Newly arriving immigrants come with ‘fresher’ dreams, hopes and aspirations to ‘make it big’ in the UK, to emulate all the cool actors seen in imported VHS tapes, to be as ‘wealthy’ as the cousin from London who comes to visit every few years with kilos and kilos of gifts. Yet when they arrive, their degrees are ignored, their lives consumed by pressures of surviving here, and their dreams of becoming a doctor or a lawyer, which are seen as the upper echelons of society in many cultures, are put on indefinite hold.
In the usual cycle of life, they have children and settle down. These children are told stories of their parents coming ‘first in every class’ (debatable) and how important education is. These same children will grow up, seeing their parents work two or three jobs to keep the family afloat. Not to go on extravagant holidays to the Maldives or pay for a renovation, but simply to put food on the table and a warm roof over their children’s heads.
However, we are not our parents. Therefore, the question must be asked, do those whose parents and grandparents migrated to this godforsaken grey island, feel a pressure for us to choose degrees that lead to a ‘stable’ and ‘respected’ profession for the sake of carrying on their immigrant family dream, as opposed to choosing degrees that they genuinely find rewarding, that might be of a more creative nature?
Aforementioned child is now in the process of applying to university. They have seen their parents working hard, with high hopes for their children, who according to statistics, excelled in primary school. Taking into account the enormous debt of a university education and additional living costs, taking into consideration the fierce competition for vocational courses such as apprenticeships and how low initial wages are, what is the next course of action? For many, it is to pursue a degree and grow in a profession they enjoy. For others however, it is balancing the responsibility of your parents’ aspirations and expectations, with the discrimination faced by BME graduates in the job market, with wanting to leave university with as little debt as possible in order to live your best life.
This trilemma explains why many people feel a pressure whilst in university, adjusting to the academic rigour and independence of higher education with your parents’ expectations in your ears. What if you want to study English Literature, and become a lawyer after?
‘Do you think I came all the way to England, and worked three jobs, for you to study a language you already speak? English Literature? Are you going to become a teacher?’

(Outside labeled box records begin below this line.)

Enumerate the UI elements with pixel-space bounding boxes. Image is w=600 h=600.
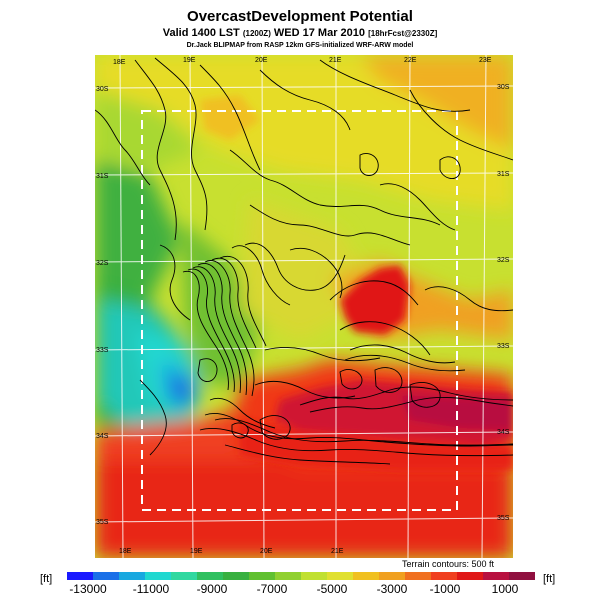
lon-labels-bottom: 18E 19E 20E 21E	[119, 548, 344, 555]
lat-lon-grid	[95, 55, 513, 558]
lat-label: 34S	[96, 433, 109, 440]
lon-label: 21E	[331, 548, 344, 555]
color-scale-tick: -3000	[376, 582, 408, 596]
model-credit: Dr.Jack BLIPMAP from RASP 12km GFS-initi…	[186, 42, 414, 49]
color-scale-swatch	[405, 572, 432, 580]
lat-labels-right: 30S 31S 32S 33S 34S 35S	[497, 84, 510, 522]
color-scale-swatch	[197, 572, 224, 580]
lon-label: 20E	[255, 57, 268, 64]
lat-label: 31S	[497, 171, 510, 178]
valid-zone: (1200Z)	[242, 29, 271, 38]
lat-label: 30S	[497, 84, 510, 91]
color-scale-swatch	[483, 572, 510, 580]
color-scale-bar	[67, 572, 535, 580]
color-scale-swatch	[509, 572, 535, 580]
lon-label: 22E	[404, 57, 417, 64]
color-scale-swatch	[145, 572, 172, 580]
lat-label: 35S	[96, 519, 109, 526]
lat-label: 32S	[497, 257, 510, 264]
color-scale-tick: -1000	[429, 582, 461, 596]
valid-prefix: Valid 1400 LST	[162, 27, 240, 39]
color-scale-swatch	[67, 572, 94, 580]
color-scale-swatch	[457, 572, 484, 580]
color-scale-tick: -5000	[316, 582, 348, 596]
valid-forecast: [18hrFcst@2330Z]	[368, 29, 438, 38]
color-scale-swatch	[93, 572, 120, 580]
color-scale-swatch	[275, 572, 302, 580]
unit-label-left: [ft]	[40, 573, 53, 585]
forecast-map: 18E 19E 20E 21E 22E 23E 18E 19E 20E 21E …	[95, 55, 513, 558]
lon-labels-top: 18E 19E 20E 21E 22E 23E	[113, 57, 492, 66]
terrain-contour-caption: Terrain contours: 500 ft	[402, 559, 495, 569]
lon-label: 18E	[119, 548, 132, 555]
lat-label: 35S	[497, 515, 510, 522]
color-scale-swatch	[327, 572, 354, 580]
color-scale-swatch	[171, 572, 198, 580]
valid-date: WED 17 Mar 2010	[273, 27, 366, 39]
lon-label: 21E	[329, 57, 342, 64]
unit-label-right: [ft]	[543, 573, 556, 585]
lat-label: 32S	[96, 260, 109, 267]
lon-label: 19E	[190, 548, 203, 555]
lon-label: 23E	[479, 57, 492, 64]
inner-domain-boundary	[141, 110, 458, 511]
lat-label: 33S	[96, 347, 109, 354]
lat-labels-left: 30S 31S 32S 33S 34S 35S	[96, 86, 109, 526]
color-scale-swatch	[431, 572, 458, 580]
color-scale-swatch	[223, 572, 250, 580]
color-scale-tick: -7000	[256, 582, 288, 596]
color-scale-swatch	[353, 572, 380, 580]
color-scale-swatch	[249, 572, 276, 580]
lat-label: 33S	[497, 343, 510, 350]
lat-label: 30S	[96, 86, 109, 93]
color-scale-swatch	[119, 572, 146, 580]
valid-time-line: Valid 1400 LST (1200Z) WED 17 Mar 2010 […	[0, 27, 600, 39]
lon-label: 19E	[183, 57, 196, 64]
lon-label: 18E	[113, 59, 126, 66]
color-scale-swatch	[379, 572, 406, 580]
color-scale-tick: -13000	[69, 582, 107, 596]
color-scale-tick: -11000	[132, 582, 170, 596]
color-scale-tick: -9000	[196, 582, 228, 596]
chart-title: OvercastDevelopment Potential	[187, 8, 413, 25]
overcast-color-field	[95, 55, 513, 558]
color-scale-swatch	[301, 572, 328, 580]
lat-label: 31S	[96, 173, 109, 180]
color-scale-tick: 1000	[491, 582, 519, 596]
lon-label: 20E	[260, 548, 273, 555]
lat-label: 34S	[497, 429, 510, 436]
terrain-contours	[95, 57, 513, 465]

These concerns, although misguided, are well meaning. After experiencing first-hand discrimination upon arrival, black parents and grandparents simply want the best for their children. The difficulty of being unemployed and black in modern-day Britain, in reliance of an ever-shrinking welfare state is something that everybody is trying to avoid, and the well-worn image of the starvin’ artiste is stamped in their minds, where an English degree is no good unless you want to be a part time poet. They don’t have the access to social media or the insight that we have today to see how feasible a successful career as a black creative really is today.
Although we are seeing so much more Black Excellence in the creative industries, there are so many more writers, designers, artists and teachers that the BME community has to offer. It is so important to let young adults feel free of any pressure or expectation from within and outside of the household, and to let them enjoy their own rewards and learn from their own mistakes.